• Obbligo di mantenimento anche in favore del figlio maggiorenne sino a quando non trovi un lavoro adeguato

    obbligo mantenimento figlio maggiorenneCon la sentenza n. 22909 dell’11 novembre 2010, la Corte di Cassazione si è nuovamente pronunciata in favore dei c.d. bamboccioni.

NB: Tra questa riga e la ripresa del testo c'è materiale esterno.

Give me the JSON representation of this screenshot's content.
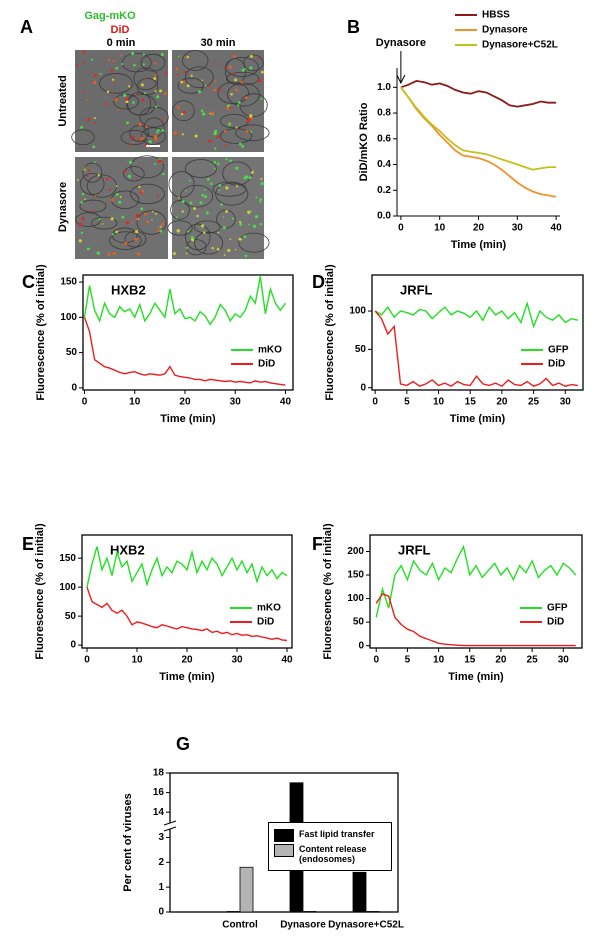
{
  "panel_a": {
    "label": "A",
    "channel_green": "Gag-mKO",
    "channel_red": "DiD",
    "columns": [
      "0 min",
      "30 min"
    ],
    "rows": [
      "Untreated",
      "Dynasore"
    ]
  },
  "chart_data": [
    {
      "type": "line",
      "label": "B",
      "frame": false,
      "legend": "top",
      "annotation": {
        "text": "Dynasore",
        "x": 0
      },
      "xlabel": "Time (min)",
      "ylabel": "DiD/mKO Ratio",
      "x": [
        0,
        2,
        4,
        6,
        8,
        10,
        12,
        14,
        16,
        18,
        20,
        22,
        24,
        26,
        28,
        30,
        32,
        34,
        36,
        38,
        40
      ],
      "series": [
        {
          "name": "HBSS",
          "color": "#8b1a1a",
          "values": [
            1.0,
            1.02,
            1.05,
            1.04,
            1.02,
            1.03,
            1.01,
            0.98,
            0.96,
            0.95,
            0.97,
            0.96,
            0.93,
            0.9,
            0.86,
            0.85,
            0.86,
            0.87,
            0.89,
            0.88,
            0.88
          ]
        },
        {
          "name": "Dynasore",
          "color": "#f5912b",
          "values": [
            1.0,
            0.92,
            0.83,
            0.76,
            0.7,
            0.63,
            0.57,
            0.51,
            0.47,
            0.46,
            0.45,
            0.43,
            0.4,
            0.36,
            0.31,
            0.26,
            0.22,
            0.19,
            0.17,
            0.16,
            0.15
          ]
        },
        {
          "name": "Dynasore+C52L",
          "color": "#c2c21c",
          "values": [
            1.0,
            0.92,
            0.84,
            0.77,
            0.71,
            0.66,
            0.6,
            0.55,
            0.51,
            0.5,
            0.49,
            0.48,
            0.46,
            0.44,
            0.42,
            0.4,
            0.38,
            0.36,
            0.37,
            0.38,
            0.38
          ]
        }
      ],
      "xlim": [
        -1,
        41
      ],
      "xticks": [
        0,
        10,
        20,
        30,
        40
      ],
      "ylim": [
        0,
        1.15
      ],
      "yticks": [
        {
          "value": 0,
          "label": "0.0"
        },
        {
          "value": 0.2,
          "label": "0.2"
        },
        {
          "value": 0.4,
          "label": "0.4"
        },
        {
          "value": 0.6,
          "label": "0.6"
        },
        {
          "value": 0.8,
          "label": "0.8"
        },
        {
          "value": 1,
          "label": "1.0"
        }
      ]
    },
    {
      "type": "line",
      "label": "C",
      "title": "HXB2",
      "frame": true,
      "legend": "lower right",
      "xlabel": "Time (min)",
      "ylabel": "Fluorescence (% of initial)",
      "x": [
        0,
        1,
        2,
        3,
        4,
        5,
        6,
        7,
        8,
        9,
        10,
        11,
        12,
        13,
        14,
        15,
        16,
        17,
        18,
        19,
        20,
        21,
        22,
        23,
        24,
        25,
        26,
        27,
        28,
        29,
        30,
        31,
        32,
        33,
        34,
        35,
        36,
        37,
        38,
        39,
        40
      ],
      "series": [
        {
          "name": "mKO",
          "color": "#22e022",
          "values": [
            100,
            145,
            110,
            95,
            120,
            105,
            100,
            115,
            108,
            112,
            100,
            118,
            95,
            105,
            120,
            110,
            100,
            140,
            105,
            112,
            98,
            100,
            95,
            108,
            102,
            90,
            100,
            118,
            110,
            95,
            105,
            100,
            110,
            130,
            120,
            158,
            105,
            140,
            120,
            110,
            120
          ]
        },
        {
          "name": "DiD",
          "color": "#ee1c1c",
          "values": [
            100,
            80,
            40,
            35,
            30,
            28,
            25,
            22,
            20,
            22,
            23,
            20,
            18,
            20,
            19,
            18,
            20,
            30,
            18,
            16,
            15,
            14,
            12,
            12,
            10,
            12,
            11,
            10,
            9,
            10,
            8,
            9,
            8,
            7,
            10,
            8,
            9,
            7,
            6,
            5,
            4
          ]
        }
      ],
      "xlim": [
        -0.3,
        41.5
      ],
      "xticks": [
        0,
        10,
        20,
        30,
        40
      ],
      "ylim": [
        -3,
        160
      ],
      "yticks": [
        0,
        50,
        100,
        150
      ]
    },
    {
      "type": "line",
      "label": "D",
      "title": "JRFL",
      "frame": true,
      "legend": "lower right",
      "xlabel": "Time (min)",
      "ylabel": "Fluorescence (% of initial)",
      "x": [
        0,
        1,
        2,
        3,
        4,
        5,
        6,
        7,
        8,
        9,
        10,
        11,
        12,
        13,
        14,
        15,
        16,
        17,
        18,
        19,
        20,
        21,
        22,
        23,
        24,
        25,
        26,
        27,
        28,
        29,
        30,
        31,
        32
      ],
      "series": [
        {
          "name": "GFP",
          "color": "#22e022",
          "values": [
            100,
            95,
            105,
            92,
            100,
            98,
            95,
            102,
            100,
            90,
            98,
            105,
            95,
            100,
            97,
            92,
            100,
            88,
            105,
            95,
            100,
            90,
            98,
            85,
            110,
            80,
            100,
            92,
            88,
            95,
            85,
            90,
            88
          ]
        },
        {
          "name": "DiD",
          "color": "#ee1c1c",
          "values": [
            100,
            90,
            70,
            80,
            5,
            3,
            8,
            2,
            5,
            10,
            3,
            6,
            2,
            8,
            4,
            3,
            15,
            5,
            3,
            6,
            2,
            10,
            4,
            3,
            8,
            2,
            5,
            12,
            3,
            6,
            2,
            4,
            3
          ]
        }
      ],
      "xlim": [
        -0.5,
        32.8
      ],
      "xticks": [
        0,
        5,
        10,
        15,
        20,
        25,
        30
      ],
      "ylim": [
        -3,
        147
      ],
      "yticks": [
        0,
        50,
        100
      ]
    },
    {
      "type": "line",
      "label": "E",
      "title": "HXB2",
      "frame": true,
      "legend": "lower right",
      "xlabel": "Time (min)",
      "ylabel": "Fluorescence (% of initial)",
      "x": [
        0,
        1,
        2,
        3,
        4,
        5,
        6,
        7,
        8,
        9,
        10,
        11,
        12,
        13,
        14,
        15,
        16,
        17,
        18,
        19,
        20,
        21,
        22,
        23,
        24,
        25,
        26,
        27,
        28,
        29,
        30,
        31,
        32,
        33,
        34,
        35,
        36,
        37,
        38,
        39,
        40
      ],
      "series": [
        {
          "name": "mKO",
          "color": "#22e022",
          "values": [
            100,
            140,
            170,
            130,
            150,
            120,
            160,
            135,
            145,
            110,
            125,
            140,
            105,
            130,
            150,
            120,
            135,
            125,
            145,
            140,
            130,
            160,
            125,
            145,
            130,
            150,
            140,
            120,
            135,
            150,
            130,
            145,
            125,
            140,
            110,
            135,
            120,
            130,
            115,
            125,
            120
          ]
        },
        {
          "name": "DiD",
          "color": "#ee1c1c",
          "values": [
            100,
            75,
            70,
            65,
            72,
            60,
            55,
            60,
            50,
            35,
            40,
            38,
            35,
            32,
            30,
            35,
            33,
            30,
            28,
            32,
            30,
            28,
            27,
            25,
            28,
            22,
            24,
            20,
            22,
            18,
            20,
            17,
            18,
            15,
            16,
            14,
            12,
            10,
            12,
            9,
            8
          ]
        }
      ],
      "xlim": [
        -1,
        41
      ],
      "xticks": [
        0,
        10,
        20,
        30,
        40
      ],
      "ylim": [
        -5,
        190
      ],
      "yticks": [
        0,
        50,
        100,
        150
      ]
    },
    {
      "type": "line",
      "label": "F",
      "title": "JRFL",
      "frame": true,
      "legend": "lower right",
      "xlabel": "Time (min)",
      "ylabel": "Fluorescence (% of initial)",
      "x": [
        0,
        1,
        2,
        3,
        4,
        5,
        6,
        7,
        8,
        9,
        10,
        11,
        12,
        13,
        14,
        15,
        16,
        17,
        18,
        19,
        20,
        21,
        22,
        23,
        24,
        25,
        26,
        27,
        28,
        29,
        30,
        31,
        32
      ],
      "series": [
        {
          "name": "GFP",
          "color": "#22e022",
          "values": [
            60,
            120,
            80,
            150,
            170,
            140,
            180,
            160,
            150,
            175,
            140,
            165,
            155,
            185,
            210,
            150,
            170,
            145,
            160,
            175,
            150,
            165,
            140,
            170,
            155,
            180,
            145,
            160,
            170,
            150,
            175,
            165,
            150
          ]
        },
        {
          "name": "DiD",
          "color": "#ee1c1c",
          "values": [
            90,
            110,
            105,
            60,
            45,
            35,
            30,
            20,
            15,
            10,
            5,
            3,
            2,
            1,
            0,
            0,
            0,
            0,
            0,
            0,
            0,
            0,
            0,
            0,
            0,
            0,
            0,
            0,
            0,
            0,
            0,
            0,
            0
          ]
        }
      ],
      "xlim": [
        -1,
        33
      ],
      "xticks": [
        0,
        5,
        10,
        15,
        20,
        25,
        30
      ],
      "ylim": [
        -5,
        235
      ],
      "yticks": [
        0,
        50,
        100,
        150,
        200
      ]
    },
    {
      "type": "bar",
      "label": "G",
      "frame": true,
      "ylabel": "Per cent of viruses",
      "categories": [
        "Control",
        "Dynasore",
        "Dynasore+C52L"
      ],
      "series": [
        {
          "name": "Fast lipid transfer",
          "color": "#000000",
          "values": [
            0.02,
            17,
            1.6
          ]
        },
        {
          "name": "Content release (endosomes)",
          "color": "#b4b4b4",
          "values": [
            1.8,
            0.02,
            0.02
          ]
        }
      ],
      "ylim": [
        0,
        18
      ],
      "ybreak": [
        3.3,
        13
      ],
      "yticks": [
        0,
        1,
        2,
        3,
        14,
        16,
        18
      ]
    }
  ]
}
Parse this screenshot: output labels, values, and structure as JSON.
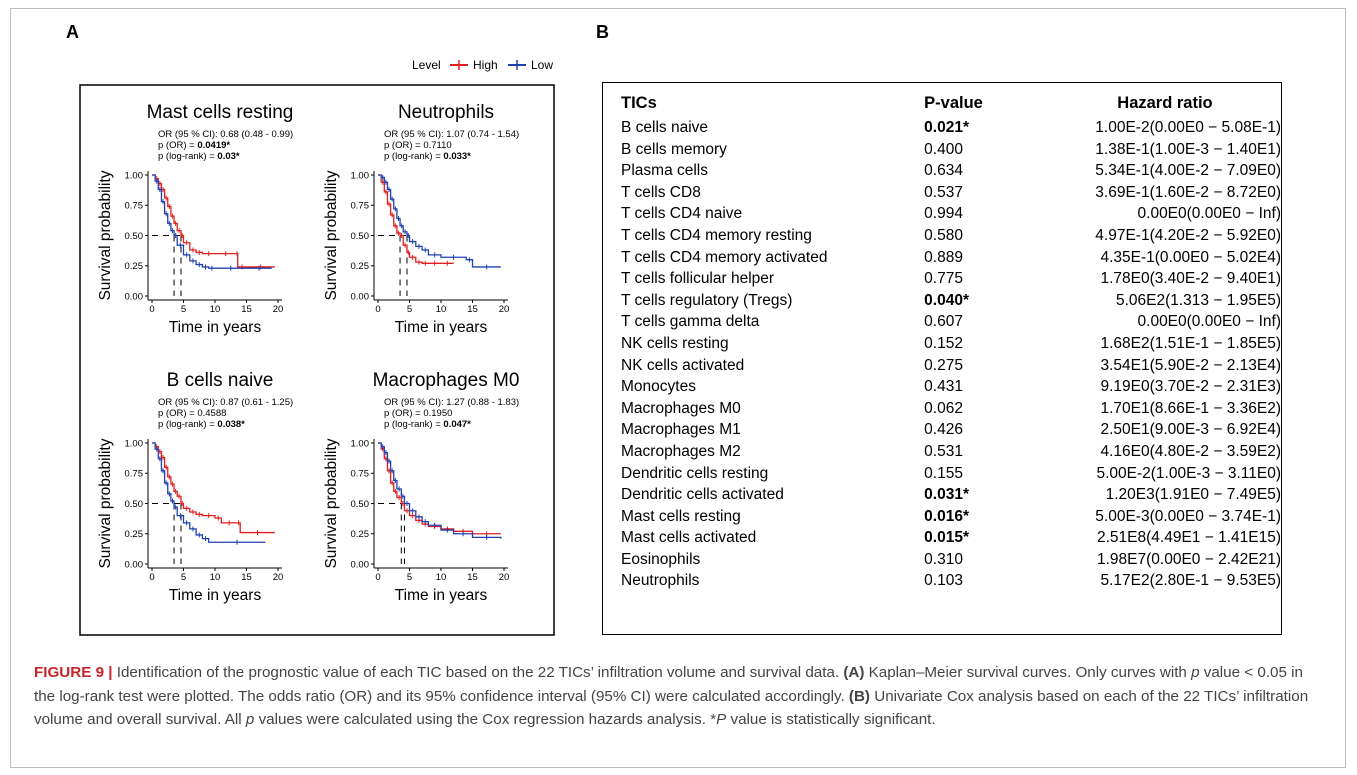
{
  "panel_labels": {
    "a": "A",
    "b": "B"
  },
  "legend": {
    "title": "Level",
    "high": "High",
    "low": "Low",
    "high_color": "#e02020",
    "low_color": "#2040b0"
  },
  "chart_data": [
    {
      "type": "line",
      "title": "Mast cells resting",
      "stats": {
        "or": "OR (95 % CI): 0.68 (0.48 - 0.99)",
        "p_or_prefix": "p (OR) = ",
        "p_or": "0.0419*",
        "p_or_bold": true,
        "p_lr_prefix": "p (log-rank) = ",
        "p_lr": "0.03*"
      },
      "xlabel": "Time in years",
      "ylabel": "Survival probability",
      "xlim": [
        0,
        20
      ],
      "ylim": [
        0,
        1
      ],
      "xticks": [
        "0",
        "5",
        "10",
        "15",
        "20"
      ],
      "yticks": [
        "0.00",
        "0.25",
        "0.50",
        "0.75",
        "1.00"
      ],
      "median_lines": [
        3.5,
        4.6
      ],
      "series": [
        {
          "name": "High",
          "x": [
            0,
            0.5,
            1,
            1.5,
            2,
            2.5,
            3,
            3.5,
            4,
            4.6,
            5,
            6,
            7,
            8,
            10,
            13.4,
            13.6,
            15,
            19.5
          ],
          "y": [
            1,
            0.97,
            0.93,
            0.88,
            0.81,
            0.74,
            0.66,
            0.6,
            0.54,
            0.5,
            0.44,
            0.38,
            0.36,
            0.35,
            0.35,
            0.35,
            0.24,
            0.24,
            0.24
          ]
        },
        {
          "name": "Low",
          "x": [
            0,
            0.5,
            1,
            1.5,
            2,
            2.5,
            3,
            3.5,
            4,
            5,
            6,
            7,
            8,
            9,
            10,
            15,
            19
          ],
          "y": [
            1,
            0.95,
            0.88,
            0.78,
            0.68,
            0.6,
            0.54,
            0.5,
            0.42,
            0.34,
            0.29,
            0.26,
            0.24,
            0.23,
            0.23,
            0.23,
            0.23
          ]
        }
      ]
    },
    {
      "type": "line",
      "title": "Neutrophils",
      "stats": {
        "or": "OR (95 % CI): 1.07 (0.74 - 1.54)",
        "p_or_prefix": "p (OR) = ",
        "p_or": "0.7110",
        "p_or_bold": false,
        "p_lr_prefix": "p (log-rank) = ",
        "p_lr": "0.033*"
      },
      "xlabel": "Time in years",
      "ylabel": "Survival probability",
      "xlim": [
        0,
        20
      ],
      "ylim": [
        0,
        1
      ],
      "xticks": [
        "0",
        "5",
        "10",
        "15",
        "20"
      ],
      "yticks": [
        "0.00",
        "0.25",
        "0.50",
        "0.75",
        "1.00"
      ],
      "median_lines": [
        3.5,
        4.6
      ],
      "series": [
        {
          "name": "High",
          "x": [
            0,
            0.5,
            1,
            1.5,
            2,
            2.5,
            3,
            3.5,
            4,
            4.6,
            5,
            6,
            7,
            8,
            10,
            12
          ],
          "y": [
            1,
            0.94,
            0.86,
            0.76,
            0.67,
            0.58,
            0.52,
            0.5,
            0.42,
            0.36,
            0.32,
            0.28,
            0.27,
            0.27,
            0.27,
            0.27
          ]
        },
        {
          "name": "Low",
          "x": [
            0,
            0.5,
            1,
            1.5,
            2,
            2.5,
            3,
            3.5,
            4,
            4.6,
            5,
            6,
            7,
            8,
            10,
            14,
            15,
            19.5
          ],
          "y": [
            1,
            0.98,
            0.94,
            0.88,
            0.8,
            0.72,
            0.64,
            0.58,
            0.53,
            0.5,
            0.45,
            0.41,
            0.38,
            0.34,
            0.32,
            0.3,
            0.24,
            0.24
          ]
        }
      ]
    },
    {
      "type": "line",
      "title": "B cells naive",
      "stats": {
        "or": "OR (95 % CI): 0.87 (0.61 - 1.25)",
        "p_or_prefix": "p (OR) = ",
        "p_or": "0.4588",
        "p_or_bold": false,
        "p_lr_prefix": "p (log-rank) = ",
        "p_lr": "0.038*"
      },
      "xlabel": "Time in years",
      "ylabel": "Survival probability",
      "xlim": [
        0,
        20
      ],
      "ylim": [
        0,
        1
      ],
      "xticks": [
        "0",
        "5",
        "10",
        "15",
        "20"
      ],
      "yticks": [
        "0.00",
        "0.25",
        "0.50",
        "0.75",
        "1.00"
      ],
      "median_lines": [
        3.5,
        4.6
      ],
      "series": [
        {
          "name": "High",
          "x": [
            0,
            0.5,
            1,
            1.5,
            2,
            2.5,
            3,
            3.5,
            4,
            4.6,
            5,
            6,
            7,
            8,
            10,
            11,
            13.5,
            14,
            19.5
          ],
          "y": [
            1,
            0.97,
            0.93,
            0.88,
            0.8,
            0.72,
            0.66,
            0.6,
            0.56,
            0.5,
            0.46,
            0.43,
            0.41,
            0.4,
            0.38,
            0.34,
            0.34,
            0.26,
            0.26
          ]
        },
        {
          "name": "Low",
          "x": [
            0,
            0.5,
            1,
            1.5,
            2,
            2.5,
            3,
            3.5,
            4,
            5,
            6,
            7,
            8,
            9,
            18
          ],
          "y": [
            1,
            0.95,
            0.87,
            0.77,
            0.67,
            0.58,
            0.52,
            0.47,
            0.4,
            0.34,
            0.29,
            0.24,
            0.21,
            0.18,
            0.18
          ]
        }
      ]
    },
    {
      "type": "line",
      "title": "Macrophages M0",
      "stats": {
        "or": "OR (95 % CI): 1.27 (0.88 - 1.83)",
        "p_or_prefix": "p (OR) = ",
        "p_or": "0.1950",
        "p_or_bold": false,
        "p_lr_prefix": "p (log-rank) = ",
        "p_lr": "0.047*"
      },
      "xlabel": "Time in years",
      "ylabel": "Survival probability",
      "xlim": [
        0,
        20
      ],
      "ylim": [
        0,
        1
      ],
      "xticks": [
        "0",
        "5",
        "10",
        "15",
        "20"
      ],
      "yticks": [
        "0.00",
        "0.25",
        "0.50",
        "0.75",
        "1.00"
      ],
      "median_lines": [
        3.7,
        4.2
      ],
      "series": [
        {
          "name": "High",
          "x": [
            0,
            0.5,
            1,
            1.5,
            2,
            2.5,
            3,
            3.7,
            4.2,
            5,
            6,
            7,
            8,
            10,
            12,
            15,
            19.5
          ],
          "y": [
            1,
            0.95,
            0.87,
            0.77,
            0.67,
            0.6,
            0.55,
            0.5,
            0.44,
            0.4,
            0.36,
            0.33,
            0.31,
            0.29,
            0.27,
            0.25,
            0.25
          ]
        },
        {
          "name": "Low",
          "x": [
            0,
            0.5,
            1,
            1.5,
            2,
            2.5,
            3,
            3.7,
            4.2,
            5,
            6,
            7,
            8,
            10,
            12,
            15,
            19.5
          ],
          "y": [
            1,
            0.97,
            0.92,
            0.85,
            0.77,
            0.69,
            0.62,
            0.56,
            0.5,
            0.44,
            0.39,
            0.35,
            0.32,
            0.28,
            0.25,
            0.22,
            0.21
          ]
        }
      ]
    }
  ],
  "table": {
    "headers": [
      "TICs",
      "P-value",
      "Hazard ratio"
    ],
    "rows": [
      {
        "tic": "B cells naive",
        "p": "0.021*",
        "sig": true,
        "hr": "1.00E-2(0.00E0 − 5.08E-1)"
      },
      {
        "tic": "B cells memory",
        "p": "0.400",
        "sig": false,
        "hr": "1.38E-1(1.00E-3 − 1.40E1)"
      },
      {
        "tic": "Plasma cells",
        "p": "0.634",
        "sig": false,
        "hr": "5.34E-1(4.00E-2 − 7.09E0)"
      },
      {
        "tic": "T cells CD8",
        "p": "0.537",
        "sig": false,
        "hr": "3.69E-1(1.60E-2 − 8.72E0)"
      },
      {
        "tic": "T cells CD4 naive",
        "p": "0.994",
        "sig": false,
        "hr": "0.00E0(0.00E0 − Inf)"
      },
      {
        "tic": "T cells CD4 memory resting",
        "p": "0.580",
        "sig": false,
        "hr": "4.97E-1(4.20E-2 − 5.92E0)"
      },
      {
        "tic": "T cells CD4 memory activated",
        "p": "0.889",
        "sig": false,
        "hr": "4.35E-1(0.00E0 − 5.02E4)"
      },
      {
        "tic": "T cells follicular helper",
        "p": "0.775",
        "sig": false,
        "hr": "1.78E0(3.40E-2 − 9.40E1)"
      },
      {
        "tic": "T cells regulatory (Tregs)",
        "p": "0.040*",
        "sig": true,
        "hr": "5.06E2(1.313 − 1.95E5)"
      },
      {
        "tic": "T cells gamma delta",
        "p": "0.607",
        "sig": false,
        "hr": "0.00E0(0.00E0 − Inf)"
      },
      {
        "tic": "NK cells resting",
        "p": "0.152",
        "sig": false,
        "hr": "1.68E2(1.51E-1 − 1.85E5)"
      },
      {
        "tic": "NK cells activated",
        "p": "0.275",
        "sig": false,
        "hr": "3.54E1(5.90E-2 − 2.13E4)"
      },
      {
        "tic": "Monocytes",
        "p": "0.431",
        "sig": false,
        "hr": "9.19E0(3.70E-2 − 2.31E3)"
      },
      {
        "tic": "Macrophages M0",
        "p": "0.062",
        "sig": false,
        "hr": "1.70E1(8.66E-1 − 3.36E2)"
      },
      {
        "tic": "Macrophages M1",
        "p": "0.426",
        "sig": false,
        "hr": "2.50E1(9.00E-3 − 6.92E4)"
      },
      {
        "tic": "Macrophages M2",
        "p": "0.531",
        "sig": false,
        "hr": "4.16E0(4.80E-2 − 3.59E2)"
      },
      {
        "tic": "Dendritic cells resting",
        "p": "0.155",
        "sig": false,
        "hr": "5.00E-2(1.00E-3 − 3.11E0)"
      },
      {
        "tic": "Dendritic cells activated",
        "p": "0.031*",
        "sig": true,
        "hr": "1.20E3(1.91E0 − 7.49E5)"
      },
      {
        "tic": "Mast cells resting",
        "p": "0.016*",
        "sig": true,
        "hr": "5.00E-3(0.00E0 − 3.74E-1)"
      },
      {
        "tic": "Mast cells activated",
        "p": "0.015*",
        "sig": true,
        "hr": "2.51E8(4.49E1 − 1.41E15)"
      },
      {
        "tic": "Eosinophils",
        "p": "0.310",
        "sig": false,
        "hr": "1.98E7(0.00E0 − 2.42E21)"
      },
      {
        "tic": "Neutrophils",
        "p": "0.103",
        "sig": false,
        "hr": "5.17E2(2.80E-1 − 9.53E5)"
      }
    ]
  },
  "caption": {
    "fig_label": "FIGURE 9 |",
    "parts": [
      {
        "t": " Identification of the prognostic value of each TIC based on the 22 TICs’ infiltration volume and survival data. ",
        "s": "n"
      },
      {
        "t": "(A)",
        "s": "b"
      },
      {
        "t": " Kaplan–Meier survival curves. Only curves with ",
        "s": "n"
      },
      {
        "t": "p",
        "s": "i"
      },
      {
        "t": " value < 0.05 in the log-rank test were plotted. The odds ratio (OR) and its 95% confidence interval (95% CI) were calculated accordingly. ",
        "s": "n"
      },
      {
        "t": "(B)",
        "s": "b"
      },
      {
        "t": " Univariate Cox analysis based on each of the 22 TICs’ infiltration volume and overall survival. All ",
        "s": "n"
      },
      {
        "t": "p",
        "s": "i"
      },
      {
        "t": " values were calculated using the Cox regression hazards analysis. *",
        "s": "n"
      },
      {
        "t": "P",
        "s": "i"
      },
      {
        "t": " value is statistically significant.",
        "s": "n"
      }
    ]
  }
}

    Secondo quanto affermato dalla Suprema Corte, “l’obbligo di mantenimento dei genitori – tanto naturali quanto adottivi – verso i figli, di contenuto più ampio e comprensivo di quello alimentare, si sostanzia tanto nell’assistenza economica, quanto nell’assistenza morale di costo; e non cessa per il raggiungimento della maggiore età da parte di essi, ovvero per altra causa, ma perdura – anche indipendentemente dalla loro età – fino a quando i figli non vengono avviati ad una professione, ad un’arte o ad un mestiere confacente alla loro inclinazione e preparazione e rispondente, per quanto possibile, alla condizione sociale della famiglia”.

    A seguito della procreazione sorge infatti necessariamente un complesso di diritti e di doveri reciproci fra genitore e figlio fra cui il dovere dei genitori, sancito dal combinato disposto degli artt. 30 Costit., 147, 148 e 155 cod. civ., di mantenere ed educare i figli.

    Tale dovere è da ritenersi sussistente anche in capo ai genitori adottivi, per effetto dell’art. l’art. 27 della legge 184/1983 il quale dispone che “per effetto dell’adozione l’adottato acquista lo stato di figlio legittimo degli adottanti” e dell’art. 48, 2° comma della stessa legge, il quale impone all’adottante l’obbligo di mantenere, istruire ed educare l’adottato, conformemente a quanto prescritto dall’articolo 147 del codice civile.